Leland Winebarger brought newspaper clippings about the 3D Idapro’s operations in Burley, Idaho. One, from May 2013, reported the DEQ was investigating odor complaints against the company’s plant. A second, from February 2016, reported that the city had filed a criminal complaint against 3D Idapro for misdemeanor counts of non-permitted use and failure to conform to permitted use requirements.
“These people in Burley have been fighting this for three years now,” he said, asking why they should believe Johnson that things would get better.
Several residents told Larsen that he should have looked into the 3D Idapro’s history and then told them they could not operate in Stanfield. But Larsen said that since the company was operating on private land with the correct zoning and the proper permits, he didn’t see how the city could legally block them from opening a business in town.
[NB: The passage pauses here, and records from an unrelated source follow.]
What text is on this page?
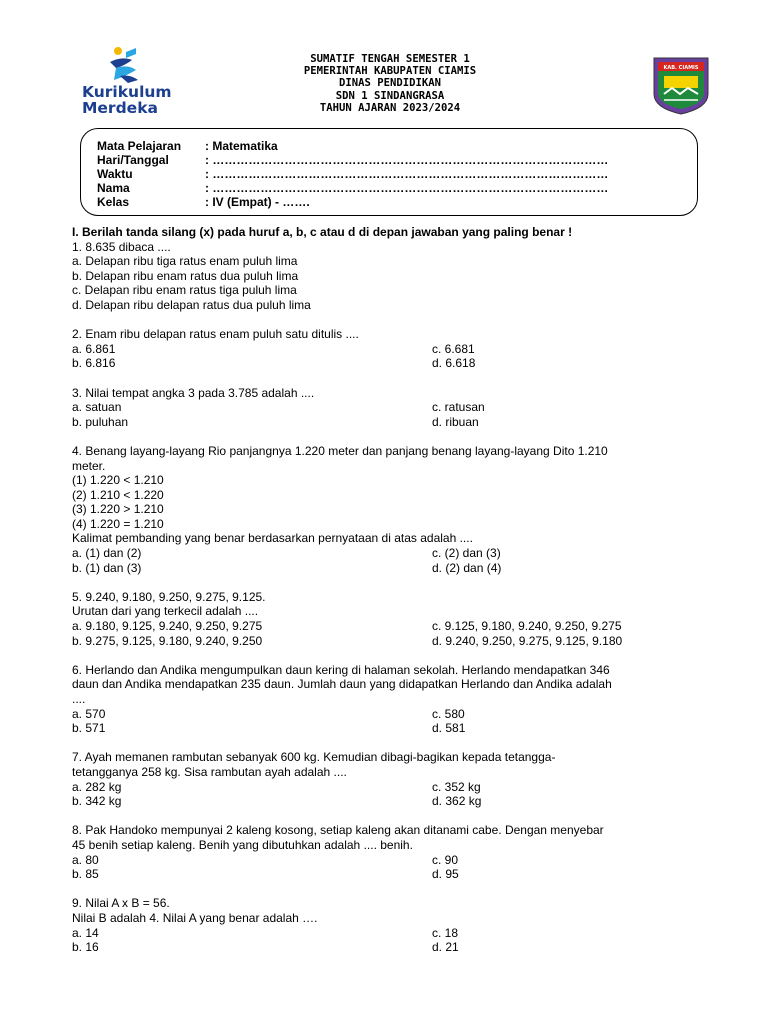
Kurikulum
Merdeka
SUMATIF TENGAH SEMESTER 1
PEMERINTAH KABUPATEN CIAMIS
DINAS PENDIDIKAN
SDN 1 SINDANGRASA
TAHUN AJARAN 2023/2024
KAB. CIAMIS
Mata Pelajaran : Matematika
Hari/Tanggal	: ………………………………………………………………………………………
Waktu	: ………………………………………………………………………………………
Nama	: ………………………………………………………………………………………
Kelas	: IV (Empat) - …….
I. Berilah tanda silang (x) pada huruf a, b, c atau d di depan jawaban yang paling benar !
1. 8.635 dibaca ....
a. Delapan ribu tiga ratus enam puluh lima
b. Delapan ribu enam ratus dua puluh lima
c. Delapan ribu enam ratus tiga puluh lima
d. Delapan ribu delapan ratus dua puluh lima
2. Enam ribu delapan ratus enam puluh satu ditulis ....
a. 6.861	c. 6.681
b. 6.816	d. 6.618
3. Nilai tempat angka 3 pada 3.785 adalah ....
a. satuan	c. ratusan
b. puluhan	d. ribuan
4. Benang layang-layang Rio panjangnya 1.220 meter dan panjang benang layang-layang Dito 1.210
meter.
(1) 1.220 < 1.210
(2) 1.210 < 1.220
(3) 1.220 > 1.210
(4) 1.220 = 1.210
Kalimat pembanding yang benar berdasarkan pernyataan di atas adalah ....
a. (1) dan (2)	c. (2) dan (3)
b. (1) dan (3)	d. (2) dan (4)
5. 9.240, 9.180, 9.250, 9.275, 9.125.
Urutan dari yang terkecil adalah ....
a. 9.180, 9.125, 9.240, 9.250, 9.275	c. 9.125, 9.180, 9.240, 9.250, 9.275
b. 9.275, 9.125, 9.180, 9.240, 9.250	d. 9.240, 9.250, 9.275, 9.125, 9.180
6. Herlando dan Andika mengumpulkan daun kering di halaman sekolah. Herlando mendapatkan 346
daun dan Andika mendapatkan 235 daun. Jumlah daun yang didapatkan Herlando dan Andika adalah
....
a. 570	c. 580
b. 571	d. 581
7. Ayah memanen rambutan sebanyak 600 kg. Kemudian dibagi-bagikan kepada tetangga-
tetangganya 258 kg. Sisa rambutan ayah adalah ....
a. 282 kg	c. 352 kg
b. 342 kg	d. 362 kg
8. Pak Handoko mempunyai 2 kaleng kosong, setiap kaleng akan ditanami cabe. Dengan menyebar
45 benih setiap kaleng. Benih yang dibutuhkan adalah .... benih.
a. 80	c. 90
b. 85	d. 95
9. Nilai A x B = 56.
Nilai B adalah 4. Nilai A yang benar adalah ….
a. 14	c. 18
b. 16	d. 21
“There was nothing in our laws that would let me say, ‘No, you can’t build that here,’” he said. “We have laws that respect property rights. You’re allowed to buy industrial property and do industrial things on it.”
Larsen denied one person’s accusation that he didn’t care about the problem because his family lives in Hermiston. He said he hadn’t started levying fines on the company for violating the nuisance ordinance because the company could decide it was easier to just pay the fines than spend money trying to fix the problem. But he said he would follow the directive of the council and use the city’s nuisance code to start levying fines.
Getting a judge to issue an injunction against the company, forcing it to “cease and desist” as the council voted to pursue, is more complicated. Lawsuits over odors do happen, but headlines from around the country indicate they’re generally brought by neighbors instead of cities. Larsen said he hasn’t taken that step so far because he has been trying to protect the city from being counter-sued.
Greg Svelund of the Department of Environmental Quality said he can only speak to the DEQ’s power, not individual cities’ or counties’ ordinances, but said the DEQ can’t just come in and shut down a plant immediately because residents have complained. The number of complaints about 3D Idapro’s Stanfield plant have reached a threshold that allows the department to act, he said, by requesting information from the company about possible causes of the smell and what they are doing to mitigate it. He said the company has done that and has submitted its plan to fix the problem. Now DEQ must give 3D Idapro a chance to implement the plan and show that it’s working to reduce the smell.
Industrial operations in Oregon are not required to be odor-free.
“What it comes down to is, is the company doing every reasonable thing it can with the type of operations they have to reduce odors?” Svelund said.
He said that if a company is complying with the plan it worked out with DEQ and is still producing strong odors, the problem could be referred to a special panel that could refer it to a years-long court process, but so far “Oregon has not gone down that path before.”
Odor complaints are not an unusual, even in Umatilla County.
Hermiston city manager Byron Smith said there is a municipal court hearing this week for the city to begin levying fines on an individual with a wet silage operation off Highway 207 that has been drawing complaints. He said giving due process under the law in such situations can be frustrating, as neighbors continue to deal with the nuisance in the meantime.
Stanfield city councilors told the audience Tuesday that although the bad smells might not go away immediately, they were committed to doing what they could.
“We want the smell to stop,” said councilor Jason Sperr, making a motion to fine 3D Idapro and look for a way to order the plant to “cease and desist.”
McCann said if the city can’t get the help it needs from the state level, it will turn to lawmakers at the federal level for help.